The plan is expected to bring thousands of Chicago residents back to work; most programs require at least half of the work be performed by Chicago residents, the statement says. The city procurement and contracting process will place a high priority on using minority, women-owned and locally owned businesses. Comprehensive and consistent outreach, education, and support for these businesses and proactive workforce partnerships, paired with strong enforcement of contract goals and commitments, will receive renewed focus and be a hallmark of this Capital Plan.
“Now more than ever, we must invest in our city’s human infrastructure by providing good-paying, sustainable jobs to stay afloat and contribute to our economic recovery” said 36th Ward Alderman Gilbert Villegas. “Chicago Works will not only satisfy this need, but it will also significantly enhance our communities through these infrastructure projects. I am proud to partner with the Mayor’s Office and CDOT on this initiative because when we invest in our workforce, we invest in our city as a whole.”
“Finding employment in the construction trades represents for many the chance for a career, with potential for advancement and family-sustaining wages and benefits,” says Karin M. Norington-Reaves, CEO of the Chicago Cook Workforce Partnership. “We are thrilled to be part of the Chicago Works program and to continue our work in supporting communities and individuals who have been historically underrepresented in the skilled trades.

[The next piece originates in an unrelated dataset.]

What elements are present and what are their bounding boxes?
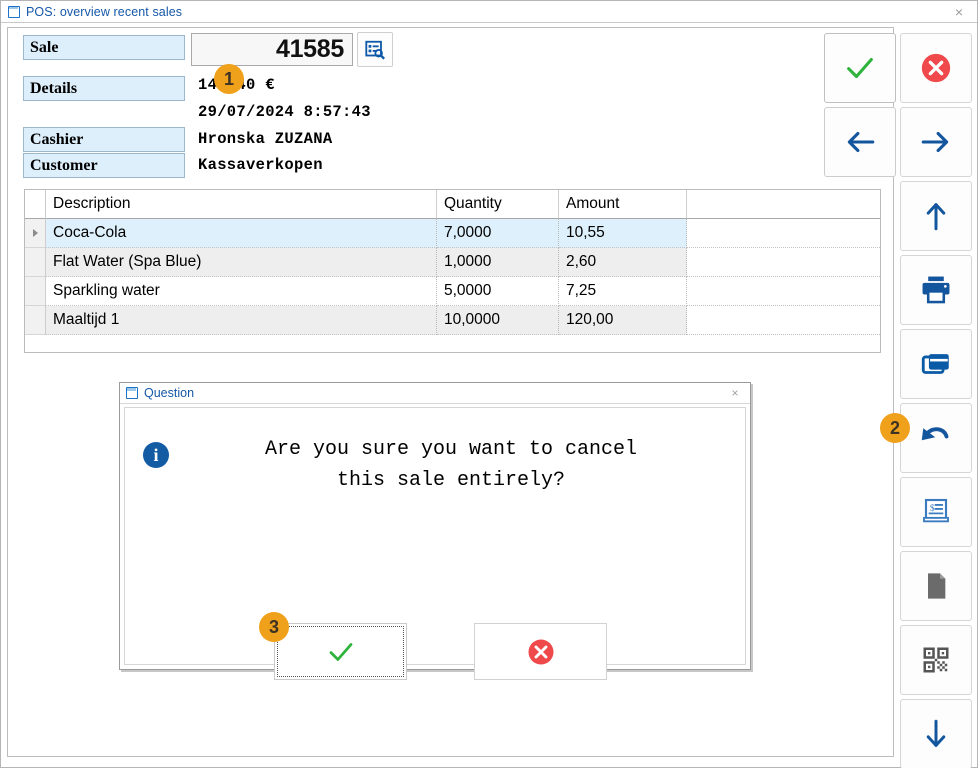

“We are working with the city to provide a solid pipeline of qualified men and women for the opportunities being created by this capital investment. The Partnership’s network of community-based workforce development organizations provides training and job placement support in the skilled trades and other high-growth, high-demand sectors.”
Upcoming infrastructure projects
Highlights of the first two years of funding include:
- Aldermanic menu program: $216 million over two years that includes increasing the yearly menu budget, per ward, from $1.32 million to $1.5 million.
- Bridges and viaducts: $164.3 million to complete the funding for 23 bridge replacement projects, $66.2 million for 37 bridge repair projects, $16.9 million to rehabilitate 13 underpasses; and $7.5 million to begin the process of improving vertical clearance at 5 viaducts.
- Streets and alleys: $250.4 million for residential and arterial street resurfacing based on the Pavement Condition Index and ADA Ramp needs. Also funds the reconstruction of WPA streets along with 100 new Green Alleys to improve drainage and sustainability; one green alley in each ward every year.
- Street lighting: $112.3 million for the complete replacement of 300 blocks of lighting infrastructure, along with strategic targeted light pole replacements and wiring stabilization repairs.
- Traffic signals: $28.4 million to modernize the City’s historically underfunded traffic signal system.
- Sidewalks and pedestrian right-of-way: $112.2 million for sidewalk repair (hazardous, vaulted, shared sidewalk programs, ADA ramps, curb and gutter, and alley aprons) to increase accessibility and public safety.
- Complete streets: $49.0 million for improvements to bike lanes, priority bus routes, pavement markings and Vision Zero pedestrian safety projects. $104.2 million towards the funding of 24 streetscape projects including those in Invest South/West Corridors. $6 million for planting 12,000 trees.
- Waterways: $12.3 million for the reconstruction of 1 mile of lakeshore encompassing Morgan Shoal and the expansion of the Calumet River Dredging Facility to ensure clean waterways for commerce on the Calumet River.
- Facilities: $132.5 million for renovations and system upgrades to public facilities such as Department of Family and Supportive Service centers, Chicago Department of Public Health locations, Chicago Public libraries, and dozens of non-public facing facilities. This budget also includes environmental remediation of city-owned land and demolition of hazardous buildings.
- Equipment: $162.1 million for the city’s fleet, equipment, and IT systems.